In den wesentlich größeren USA geht es etwas behäbiger zu. Ein Stil braucht erstmal enorm lange, bis er sich durchsetzt, aber wenn er dann da ist, dann gibt es kein Halten mehr. Und so hatte Trap in den vergangenen zwei Jahren ordentlich Rückendeckung durch Mega-Stars wie Katy Perry. Die lieferte mit Dark Horse gleich mal eine ihrer Singles der neuen Mode aus. Erfolgreich.
Diese Mainstream-Adaption war vielleicht so etwas wie die Krönung einer Entwicklung, die sich über mehrere Jahre hinzog. Ganz gut ablesbar an der Fast & Furious-Reihe. Seit 2001 erscheint in Abständen von zwei bis drei Jahren eine neue Folge und der Erfolg stieg, bis er mit den letzten drei Sequels den Höhepunkt erreichte. Die in den Filmen propagierte (Proleten)kultur schert sich um nichts mehr und bricht so ziemlich alle Tabus der Politischen Korrektheit. Allerdings weniger als ein politisches Statement oder direktes Aufbegehren, sondern eher aus einem naiven Trotz heraus. Leckt uns doch alle mal–wir machen sowieso was wir wollen.
Mit dieser Haltung und im Fahrwasser der Filme wurden vor allem in den letzten drei vier Jahren Rapper wie Kid Ink, Tyga und Wiz Khalifa zunehmend salonfähig. Die schreiben zwar die Geschichte der alten Gangsta-Haudegen weiter, aber sorgen sich insgesamt doch viel weniger um ihre Coolness und Außenwahrnehmung. Streetfight war gestern – heute ist eher entspanntes Kiffen.
Und noch einen wesentlichen Unterschied zum HipHop der Jahrtausendwende gibt es: Die neuen Stars sind ganz Kinder der 2000er und haben keine Angst mehr vor dem Elektro-Schredder. So gehören zum guten Ton in der Welt der schnellen Autos und leicht bekleideten Frauen auch Musiker wie Skrillex, DJ Mustard oder DJ Snake. Respektlos und im besten Fall auch ohne Angst vor Genregrenzen nehmen sie sich alles was ihnen unter die Finger kommt und zermüllern es hübsch in seine Einzelteile um es mit viel Krach wieder neu zusammenzukleben. Und diese neue Kombination ist eine wesentliche Grundlage für den Erfolg der zweiten Trap-Welle.

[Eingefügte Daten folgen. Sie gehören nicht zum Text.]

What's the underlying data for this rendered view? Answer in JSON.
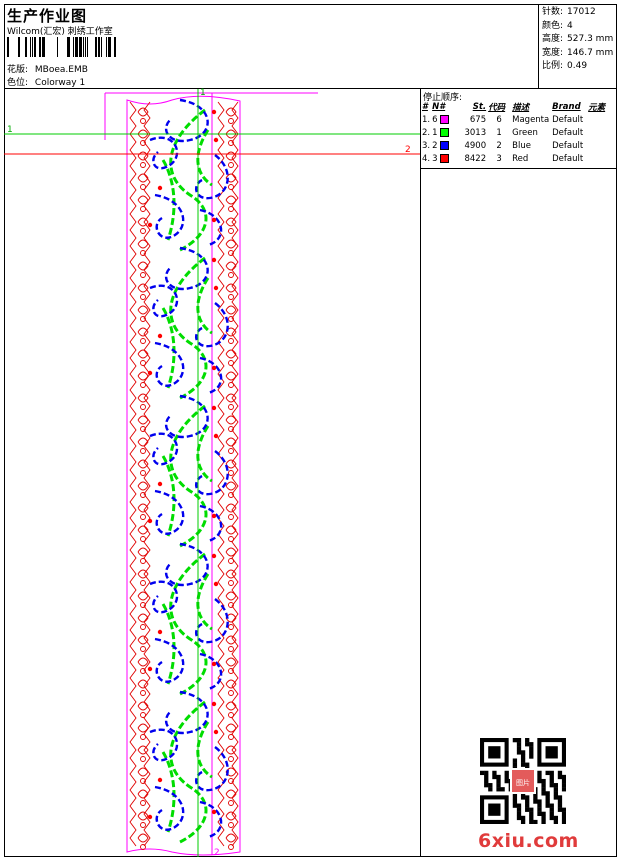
{
  "header": {
    "title": "生产作业图",
    "subtitle": "Wilcom(汇宏) 刺绣工作室",
    "design_label": "花版:",
    "design_file": "MBoea.EMB",
    "colorway_label": "色位:",
    "colorway": "Colorway 1"
  },
  "stats": {
    "stitches_label": "针数:",
    "stitches": "17012",
    "colors_label": "颜色:",
    "colors": "4",
    "height_label": "高度:",
    "height": "527.3 mm",
    "width_label": "宽度:",
    "width": "146.7 mm",
    "scale_label": "比例:",
    "scale": "0.49"
  },
  "stop_sequence": {
    "title": "停止顺序:",
    "headers": [
      "#",
      "N#",
      "St.",
      "代码",
      "描述",
      "Brand",
      "元素"
    ],
    "rows": [
      {
        "idx": "1.",
        "n": "6",
        "st": "675",
        "code": "6",
        "desc": "Magenta",
        "brand": "Default",
        "color": "#ff00ff"
      },
      {
        "idx": "2.",
        "n": "1",
        "st": "3013",
        "code": "1",
        "desc": "Green",
        "brand": "Default",
        "color": "#00ff00"
      },
      {
        "idx": "3.",
        "n": "2",
        "st": "4900",
        "code": "2",
        "desc": "Blue",
        "brand": "Default",
        "color": "#0000ff"
      },
      {
        "idx": "4.",
        "n": "3",
        "st": "8422",
        "code": "3",
        "desc": "Red",
        "brand": "Default",
        "color": "#ff0000"
      }
    ]
  },
  "guides": {
    "guide_1": "1",
    "guide_2": "2"
  },
  "watermark": {
    "text": "6xiu.com",
    "seal": "图片"
  },
  "colors": {
    "magenta": "#ff00ff",
    "green": "#00ff00",
    "blue": "#0000ff",
    "red": "#ff0000",
    "guide_green": "#00cc00"
  }
}
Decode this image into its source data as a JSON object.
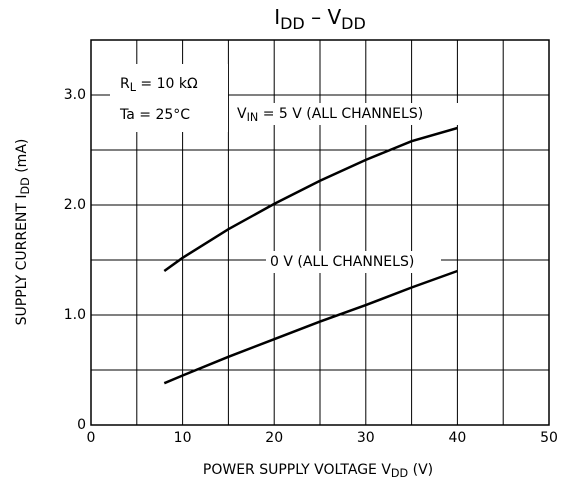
{
  "chart_data": {
    "type": "line",
    "title": [
      "I",
      "DD",
      "  –  V",
      "DD"
    ],
    "x_label": [
      "POWER SUPPLY VOLTAGE   V",
      "DD",
      "   (V)"
    ],
    "y_label": [
      "SUPPLY CURRENT   I",
      "DD",
      "   (mA)"
    ],
    "annotations": [
      [
        "R",
        "L",
        " = 10 kΩ"
      ],
      [
        "Ta = 25°C"
      ]
    ],
    "xlim": [
      0,
      50
    ],
    "ylim": [
      0,
      3.5
    ],
    "xticks": [
      0,
      10,
      20,
      30,
      40,
      50
    ],
    "yticks": [
      0,
      {
        "value": 1,
        "label": "1.0"
      },
      {
        "value": 2,
        "label": "2.0"
      },
      {
        "value": 3,
        "label": "3.0"
      }
    ],
    "x_minor_grid": [
      5,
      15,
      25,
      35,
      45
    ],
    "y_minor_grid": [
      0.5,
      1.5,
      2.5
    ],
    "grid": true,
    "series": [
      {
        "name": [
          "V",
          "IN",
          " = 5 V (ALL CHANNELS)"
        ],
        "color": "#000000",
        "x": [
          8,
          10,
          15,
          20,
          25,
          30,
          35,
          40
        ],
        "values": [
          1.4,
          1.52,
          1.78,
          2.01,
          2.22,
          2.41,
          2.58,
          2.7
        ]
      },
      {
        "name": [
          "0 V (ALL CHANNELS)"
        ],
        "color": "#000000",
        "x": [
          8,
          10,
          15,
          20,
          25,
          30,
          35,
          40
        ],
        "values": [
          0.38,
          0.45,
          0.62,
          0.78,
          0.94,
          1.09,
          1.25,
          1.4
        ]
      }
    ]
  }
}
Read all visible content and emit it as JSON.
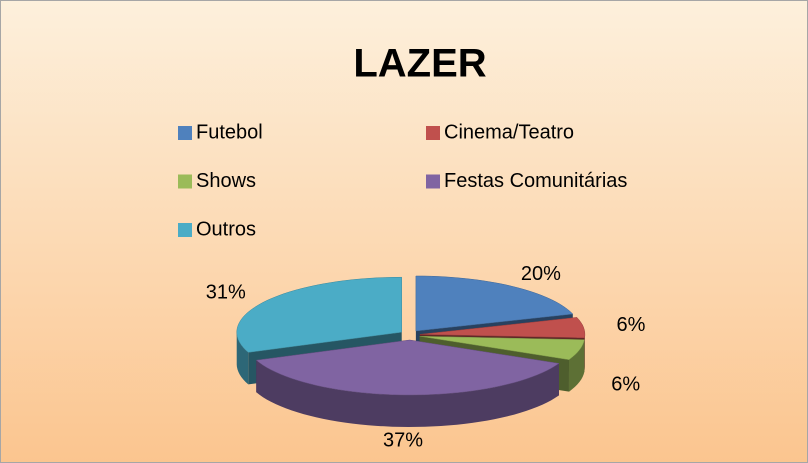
{
  "chart_data": {
    "type": "pie3d",
    "title": "LAZER",
    "categories": [
      "Futebol",
      "Cinema/Teatro",
      "Shows",
      "Festas Comunitárias",
      "Outros"
    ],
    "values": [
      20,
      6,
      6,
      37,
      31
    ],
    "value_labels": [
      "20%",
      "6%",
      "6%",
      "37%",
      "31%"
    ],
    "colors": [
      "#4f81bd",
      "#c0504d",
      "#9bbb59",
      "#8064a2",
      "#4bacc6"
    ]
  }
}
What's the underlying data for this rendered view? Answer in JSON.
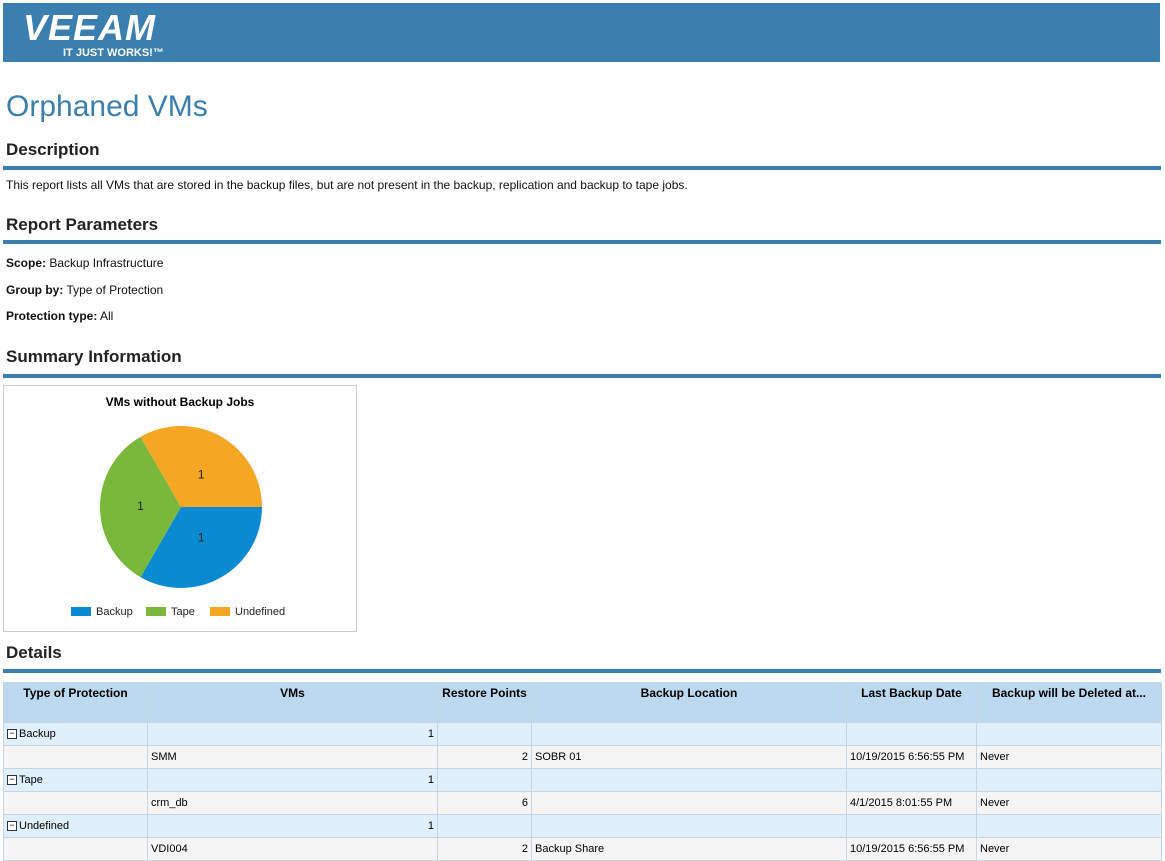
{
  "header": {
    "logo": "VEEAM",
    "tagline": "IT JUST WORKS!™"
  },
  "title": "Orphaned VMs",
  "description": {
    "heading": "Description",
    "text": "This report lists all VMs that are stored in the backup files, but are not present in the backup, replication and backup to tape jobs."
  },
  "parameters": {
    "heading": "Report Parameters",
    "items": [
      {
        "label": "Scope:",
        "value": "Backup Infrastructure"
      },
      {
        "label": "Group by:",
        "value": "Type of Protection"
      },
      {
        "label": "Protection type:",
        "value": "All"
      }
    ]
  },
  "summary": {
    "heading": "Summary Information"
  },
  "chart_data": {
    "type": "pie",
    "title": "VMs without Backup Jobs",
    "categories": [
      "Backup",
      "Tape",
      "Undefined"
    ],
    "values": [
      1,
      1,
      1
    ],
    "colors": [
      "#0a8bd1",
      "#7ab83b",
      "#f5a623"
    ]
  },
  "details": {
    "heading": "Details",
    "columns": [
      "Type of Protection",
      "VMs",
      "Restore Points",
      "Backup Location",
      "Last Backup Date",
      "Backup will be Deleted at..."
    ],
    "groups": [
      {
        "name": "Backup",
        "count": 1,
        "items": [
          {
            "vm": "SMM",
            "restore_points": 2,
            "location": "SOBR 01",
            "last_backup": "10/19/2015 6:56:55 PM",
            "deleted_at": "Never"
          }
        ]
      },
      {
        "name": "Tape",
        "count": 1,
        "items": [
          {
            "vm": "crm_db",
            "restore_points": 6,
            "last_backup": "4/1/2015 8:01:55 PM",
            "deleted_at": "Never"
          }
        ]
      },
      {
        "name": "Undefined",
        "count": 1,
        "items": [
          {
            "vm": "VDI004",
            "restore_points": 2,
            "location": "Backup Share",
            "last_backup": "10/19/2015 6:56:55 PM",
            "deleted_at": "Never"
          }
        ]
      }
    ]
  }
}
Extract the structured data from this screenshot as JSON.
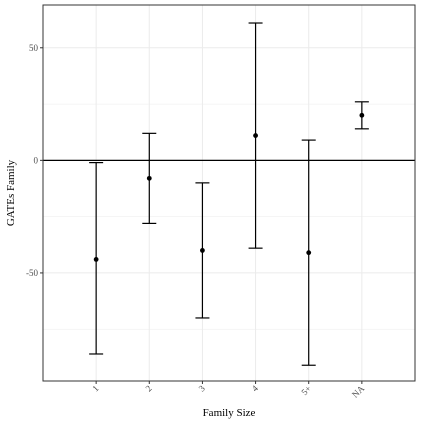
{
  "chart_data": {
    "type": "errorbar",
    "title": "",
    "xlabel": "Family Size",
    "ylabel": "GATEs Family",
    "categories": [
      "1",
      "2",
      "3",
      "4",
      "5+",
      "NA"
    ],
    "estimates": [
      -44,
      -8,
      -40,
      11,
      -41,
      20
    ],
    "lower": [
      -86,
      -28,
      -70,
      -39,
      -91,
      14
    ],
    "upper": [
      -1,
      12,
      -10,
      61,
      9,
      26
    ],
    "yticks": [
      -50,
      0,
      50
    ],
    "ylim": [
      -98,
      69
    ],
    "reference_line": 0,
    "grid": true,
    "x_tick_rotation": -45,
    "colors": {
      "background": "#ffffff",
      "grid": "#ebebeb",
      "marks": "#000000",
      "frame": "#333333"
    }
  }
}
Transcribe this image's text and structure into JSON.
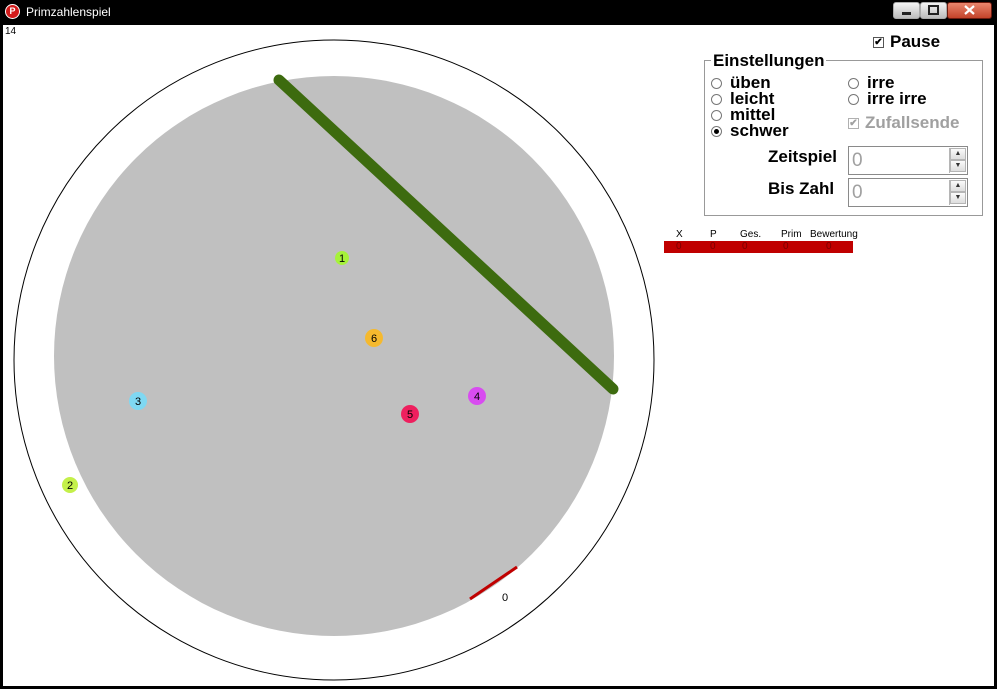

Der Mainstream-Erfolg von Trap hat logischerweise zur Folge, dass Diplo und DJ Snake schon eine ganze Reihe Mainstream-Produktionen auf ihrem Konto haben. DJ Snake startete dabei ein paar Jahre später ins große Business, weshalb er auch etwas schneller zu Popularität kam als sein Kollege Diplo. Was nun passiert, wenn sich zwei der tonangebenden Protagonisten der Szene zusammen ins Studio begeben, das lässt sich seit vergangenem Jahr erleben. Seit 2014 erscheinen DJ Snakes eigene Veröffentlichungen nämlcih auf Diplos Mad Decent-Label. Und offenbar haben die beiden auch gemeinsam im Studio ganz gehörig Spaß. Lean On ist das erste offizielle Ergebnis dieser Partnerschaft.
Nachdem das Video durch ist, dürfte klar sein, dass diese Kolaboration sich einen Dreck kümmert um Einordnungen und Klassifizierungen. Da ist der orientalisch-arabische Moombathon, den DJ Snake als Franzose mit multikulturellem Background gern bedient, genauso hervorgezerrt, wie die Ragga-Dancehall-Umgebung der Major Lazers, der Grafitti-Straßenstil hat hier ebenso Platz wie die Luxuspalast-Fantasie. Da treffen sich Europa (hier noch zu nennen die dänische Sängerin Mø) und Nordamerika genauso wie erste, zweite und dritte Welt, westliche Kleidung steht mitten in orientalischem Traditionalismus...
Wir befinden uns mitten im globalen Zitaten- und Kulturenmix des 21. Jahrhunderts. Ist das Weltmusik 3.0? Ist das der Partybeat des Südens? Auf jeden Fall ist es für mich der tonangebende Sound für das laufende Jahrzehnt. Vergesst alles andere!